1) If y= cos²x - sin²x, find d²y/dx² at x=0.        -4

2) If f(x)= 3 sinx - 4sin³x, find f"(π/2).        9

3) If y²= mx², show d²y/dx²=0.

4) If f(x)= x²eˣ, then find f"(0).       2

5) If x= a cos2t and y= b sin²t, find d²y/dx².       0

6) For the parabola y²= 4ax, show d²y/dx² . d²x/dy²= 2a/y³.

7) If pvʸ = constant, show that, v² d²p/dv² = y(y+1)p.

EXERCISE -B

1) xᵃ yᵇ =(x+ y)ᵃ⁺ᵇ, show dy/dx is independent of a and b and hence show that d²y/dx²=0.

2) If y= (1+ x)ⁿ/(1- x)ⁿ, show d²y/dx²= 2(n+ x)/(1- x²). dy/dx.

3) If y= x tan⁻¹(x/y), then evaluate dy/dx and d²y/dx².

4) If log y= sin⁻¹x, prove that, (1- x²) d²y/dx² - x dy/dx =y

5) If y= sin(m sin⁻¹x)[or cos(m cos⁻¹x)], then she(1- x²) d²y/dx² - x dy/dx + m²y=0.

6) If y= a cos(logx)+ b sin(logx), show x² d²y/dx² + x dy/dx + y=0.

7) If x² + xy+ y² =1, show (x +2y)³ d²y/dx² +6=0.

8) If y² = ax² + 2bx+ c.
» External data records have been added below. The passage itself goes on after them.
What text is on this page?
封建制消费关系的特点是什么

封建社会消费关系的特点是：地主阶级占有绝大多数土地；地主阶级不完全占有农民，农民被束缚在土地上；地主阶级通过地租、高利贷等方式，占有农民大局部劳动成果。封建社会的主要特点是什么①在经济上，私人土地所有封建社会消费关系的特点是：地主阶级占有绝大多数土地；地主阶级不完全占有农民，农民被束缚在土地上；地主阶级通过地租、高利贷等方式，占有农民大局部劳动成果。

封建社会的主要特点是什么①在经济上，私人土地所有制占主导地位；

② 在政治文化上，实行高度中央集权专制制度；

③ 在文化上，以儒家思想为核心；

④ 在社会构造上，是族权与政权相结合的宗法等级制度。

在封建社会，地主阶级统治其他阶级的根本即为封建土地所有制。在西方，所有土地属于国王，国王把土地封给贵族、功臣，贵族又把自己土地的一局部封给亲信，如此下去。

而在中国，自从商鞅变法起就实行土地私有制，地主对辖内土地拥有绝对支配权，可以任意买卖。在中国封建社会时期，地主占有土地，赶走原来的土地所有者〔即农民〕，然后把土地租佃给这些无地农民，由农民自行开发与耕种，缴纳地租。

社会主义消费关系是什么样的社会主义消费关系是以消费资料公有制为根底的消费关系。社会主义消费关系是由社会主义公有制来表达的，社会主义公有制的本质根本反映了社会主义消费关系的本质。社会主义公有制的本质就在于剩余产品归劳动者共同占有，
Show d²x/dy² = (b² - ac)/(ax + b)³.

9) If y= A(x + √(x²-1))ⁿ + B(x - √(x²-1))ⁿ, show (1- x²) d²y/dx² - x dy/dx + n²y=0.

10) If x= cost and y= logt, then show at t=π/2 is d²y/dx² + (dy/dx)² =0.
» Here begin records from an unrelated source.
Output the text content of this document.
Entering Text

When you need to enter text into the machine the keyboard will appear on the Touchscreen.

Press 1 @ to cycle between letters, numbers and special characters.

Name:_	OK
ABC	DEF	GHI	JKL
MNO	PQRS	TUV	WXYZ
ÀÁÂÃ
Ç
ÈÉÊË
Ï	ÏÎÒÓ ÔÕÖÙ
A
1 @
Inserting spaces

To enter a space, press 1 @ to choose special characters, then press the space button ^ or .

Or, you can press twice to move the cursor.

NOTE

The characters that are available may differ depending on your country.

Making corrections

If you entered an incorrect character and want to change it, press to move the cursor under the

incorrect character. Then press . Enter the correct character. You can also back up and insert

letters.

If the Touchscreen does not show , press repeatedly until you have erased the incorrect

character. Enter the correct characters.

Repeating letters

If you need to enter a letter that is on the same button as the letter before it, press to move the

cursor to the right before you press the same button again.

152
11) If 2x = y¹⁾ᵐ + y⁻¹⁾ᵐ, show (1- x²) d²y/dx² - x dy/dx+ m²y=0.

12) If y³ - 3ax² + x³=0, then show d²y/dx² + 2a²x²/y⁵=0

13) If x= Sint and y= sin nt, show that (1- x²) d²y/dx² - x dy/dx + n²y=0.

14) If eˣ = yʸ, show (x+ y) d²y/dx² +(dy/dx)² =0.

15) If x= eᵗ sint and y= eᵗ cost, show (x+ y)² d²y/dx² = 2(x dy/dx - y).

16) If y= t² and x = cost (or sint), show that, (1- x²) d²y/dx² - x dy/dx =2.

17) If (a+ bx)eʸ⁾ˣ = x, show that x³ d²y/dx² = (x dy/dx - y)².

18) If y= Aeᵗ + Be⁻ᵗ and x= sint, show (1- x²) d²y/dx² - x dy/dx = y.

19) If x= eᵗ and d²y/dx² + p²y=0, show x² d²y/dx² + x dy/dx+ p²y=0.

20) If p² = a²cos²x + b² sin²x, show p+ d²p/dx²= a²b²/p³.